Archiving GitHub activity logs involves saving your history of actions such as commits, pull requests, issues, comments, and other interactions on repositories. This is useful for personal records, audits, or project documentation. Here’s a detailed guide on how to archive your GitHub activity logs effectively:

1. Using GitHub API to Export Activity Logs

GitHub provides a REST API and GraphQL API that lets you fetch your user activity data programmatically.

  • Get your events: The endpoint /users/{username}/events returns public events performed by the user.

  • Get repository events: /repos/{owner}/{repo}/events returns events for a specific repository.

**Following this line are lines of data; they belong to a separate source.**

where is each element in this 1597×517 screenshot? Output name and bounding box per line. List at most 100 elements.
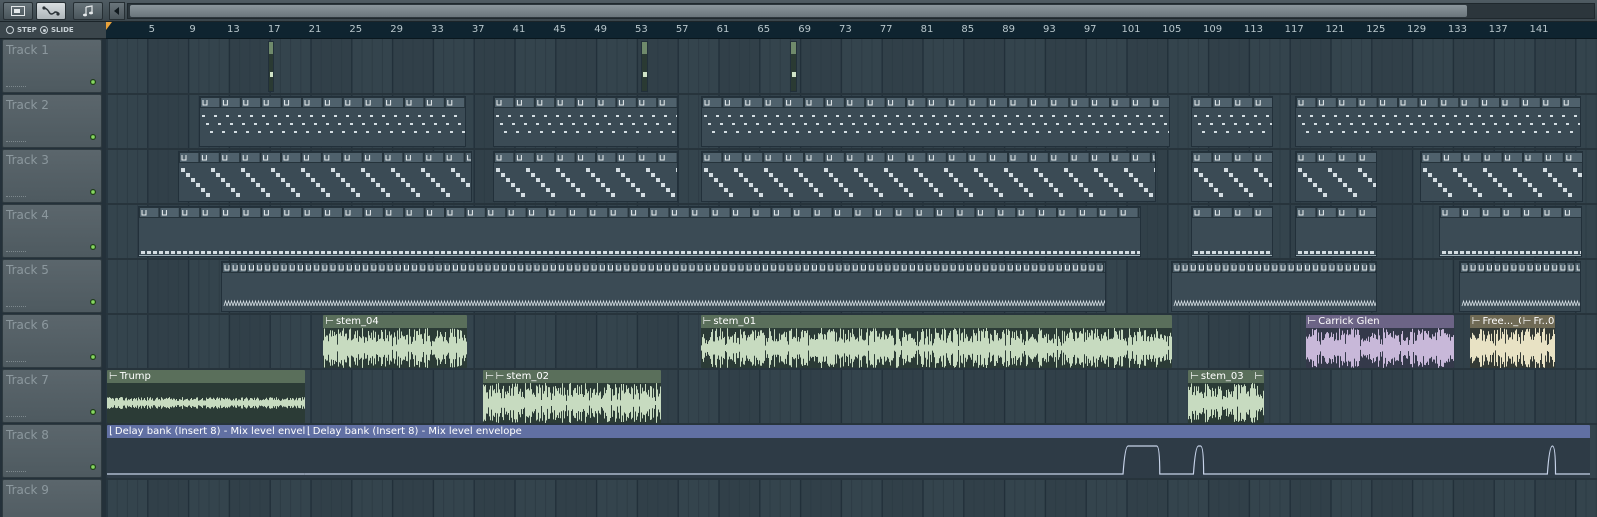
track-resize-grip[interactable] [6,471,26,473]
audio-clip[interactable]: ⊢ [483,370,494,423]
track-enable-led[interactable] [90,354,96,360]
ruler-bar-number: 117 [1284,24,1304,35]
pattern-clip[interactable] [268,41,275,92]
track-header[interactable]: Track 1 [2,39,102,93]
automation-clip[interactable]: ⌊ Delay bank (Insert 8) - Mix level envel… [107,425,305,478]
pattern-clip[interactable] [1191,206,1273,257]
pattern-clip[interactable] [1419,151,1583,202]
track-resize-grip[interactable] [6,251,26,253]
pattern-clip[interactable] [700,96,1170,147]
pianoroll-view-button[interactable] [73,2,103,20]
step-mode-option[interactable]: STEP [6,26,37,34]
clip-menu-icon[interactable]: ⊢ [1523,316,1532,327]
track-enable-led[interactable] [90,244,96,250]
timeline-ruler[interactable]: 5 9 13 17 21 25 29 33 37 41 45 49 53 57 61 65 69 73 77 81 85… [106,22,1597,39]
track-resize-grip[interactable] [6,141,26,143]
slide-radio[interactable] [40,26,48,34]
horizontal-scrollbar[interactable] [127,3,1595,19]
pattern-clip[interactable] [1295,151,1377,202]
pattern-clip[interactable] [790,41,797,92]
automation-icon[interactable]: ⌊ [307,426,311,437]
audio-clip[interactable]: ⊢ stem_01 [700,315,1172,368]
track-header[interactable]: Track 4 [2,204,102,258]
track-resize-grip[interactable] [6,306,26,308]
pattern-notes [138,207,1141,256]
track-resize-grip[interactable] [6,196,26,198]
track-enable-led[interactable] [90,409,96,415]
track-enable-led[interactable] [90,464,96,470]
step-radio[interactable] [6,26,14,34]
track-enable-led[interactable] [90,134,96,140]
pattern-clip[interactable] [492,151,679,202]
clip-menu-icon[interactable]: ⊢ [496,371,505,382]
clip-label: Trump [119,371,151,382]
scroll-left-button[interactable] [109,2,125,20]
track-resize-grip[interactable] [6,416,26,418]
clip-menu-icon[interactable]: ⊢ [1472,316,1481,327]
clip-title: ⊢ Free..._0 [1469,315,1521,328]
track-header[interactable]: Track 3 [2,149,102,203]
pattern-clip[interactable] [1439,206,1582,257]
audio-clip[interactable]: ⊢ stem_02 [493,370,661,423]
audio-clip[interactable]: ⊢ Trump [107,370,305,423]
audio-clip[interactable]: ⊢ stem_03 [1188,370,1253,423]
audio-clip[interactable]: ⊢Fr..01 [1520,315,1556,368]
pattern-clip[interactable] [1458,261,1581,312]
clip-menu-icon[interactable]: ⊢ [109,371,118,382]
clip-menu-icon[interactable]: ⊢ [1190,371,1199,382]
pattern-clip[interactable] [700,151,1156,202]
pattern-clip[interactable] [1191,151,1273,202]
slide-mode-option[interactable]: SLIDE [40,26,74,34]
pattern-clip[interactable] [492,96,679,147]
track-enable-led[interactable] [90,189,96,195]
track-name: Track 5 [6,263,49,277]
playlist-view-button[interactable] [3,2,33,20]
pattern-clip[interactable] [1191,96,1273,147]
pattern-clip[interactable] [221,261,1106,312]
clip-menu-icon[interactable]: ⊢ [1254,371,1263,382]
track-enable-led[interactable] [90,299,96,305]
ruler-bar-number: 73 [839,24,852,35]
track-header[interactable]: Track 9 [2,479,102,517]
pattern-clip[interactable] [137,206,1142,257]
ruler-bar-number: 21 [308,24,322,35]
clip-label: stem_01 [713,316,757,327]
waveform [1252,383,1264,423]
lane-separator [106,368,1597,370]
clip-menu-icon[interactable]: ⊢ [1308,316,1317,327]
audio-clip[interactable]: ⊢ stem_04 [323,315,468,368]
track-resize-grip[interactable] [6,361,26,363]
pattern-clip[interactable] [1295,206,1377,257]
clip-menu-icon[interactable]: ⊢ [325,316,334,327]
automation-clip[interactable]: ⌊ Delay bank (Insert 8) - Mix level envel… [304,425,1591,478]
clip-menu-icon[interactable]: ⊢ [703,316,712,327]
track-enable-led[interactable] [90,79,96,85]
pattern-clip[interactable] [1170,261,1377,312]
track-header[interactable]: Track 5 [2,259,102,313]
track-header[interactable]: Track 2 [2,94,102,148]
ruler-bar-number: 105 [1162,24,1182,35]
ruler-bar-number: 113 [1243,24,1263,35]
automation-icon[interactable]: ⌊ [109,426,113,437]
slide-label: SLIDE [51,26,74,34]
pattern-clip[interactable] [178,151,473,202]
scrollbar-thumb[interactable] [130,5,1467,17]
audio-clip[interactable]: ⊢ Free..._0 [1469,315,1521,368]
audio-clip[interactable]: ⊢ Carrick Glen [1305,315,1455,368]
pattern-clip[interactable] [198,96,467,147]
clip-menu-icon[interactable]: ⊢ [485,371,493,382]
pattern-clip[interactable] [1295,96,1581,147]
track-header[interactable]: Track 7 [2,369,102,423]
audio-clip[interactable]: ⊢ [1252,370,1264,423]
playlist-area[interactable]: ⊢ stem_04 ⊢ stem_01 ⊢ Carrick Glen ⊢ Free..._0 ⊢… [106,39,1597,517]
track-resize-grip[interactable] [6,86,26,88]
ruler-bar-number: 45 [553,24,567,35]
playhead-marker[interactable] [106,22,112,30]
automation-view-button[interactable] [36,2,66,20]
pattern-clip[interactable] [641,41,648,92]
playlist-icon [11,6,25,16]
arrow-left-icon [114,7,119,15]
track-header[interactable]: Track 6 [2,314,102,368]
track-header[interactable]: Track 8 [2,424,102,478]
step-label: STEP [17,26,37,34]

Example: Fetch user public events using curl

bash
curl -H "Authorization: token YOUR_GITHUB_TOKEN" "https://api.github.com/users/yourusername/events"

This returns a JSON array of recent public events such as PushEvent, PullRequestEvent, IssueCommentEvent, etc.

You can paginate through these results with the ?page=2 and so on, to retrieve more events.


2. Using GitHub Archive Project

GitHub Archive (https://www.githubarchive.org/) records and archives public GitHub activity data continuously, providing datasets you can query via BigQuery or download.

  • Useful for large scale or historical analysis.

  • You can extract activity logs over long periods, but it covers public activity only.


3. Exporting Specific Logs Manually

  • Commits: Clone the repository and use git log to export commits locally.

  • Pull Requests & Issues: Use GitHub API or tools like gh CLI to export PRs and issues data.

Example using gh CLI:

bash
gh pr list --repo owner/repo --limit 100 --json number,title,author,createdAt,state > prs.json

4. Automating Activity Log Archival

Set up a script to regularly fetch and save activity logs via API calls.

Sample Python script to fetch user events:

python
import requests import json token = 'YOUR_GITHUB_TOKEN' username = 'yourusername' headers = {'Authorization': f'token {token}'} events = [] page = 1 while True: url = f'https://api.github.com/users/{username}/events?page={page}&per_page=100' response = requests.get(url, headers=headers) data = response.json() if not data: break events.extend(data) page += 1 with open('github_activity.json', 'w') as f: json.dump(events, f, indent=2)

Run this script periodically (e.g., daily, weekly) using a scheduler like cron.


5. Using Third-party Tools

  • GHTorrent: A project that continuously collects data from GitHub and offers it for research.

  • GitHub Archive Extractor tools: Various open-source tools to download and parse GitHub activity.


6. Considerations

  • Rate Limits: GitHub API has rate limits (usually 5000 requests per hour with authentication).

  • Private Repositories: API endpoints may not expose private activity depending on permissions.

  • Data Size: Activity logs can get large; consider compressing or filtering by date/event type.


Archiving your GitHub activity logs enables better record-keeping and analysis of your development history. By leveraging the GitHub API, third-party datasets, or manual export tools, you can create an automated and comprehensive archive tailored to your needs.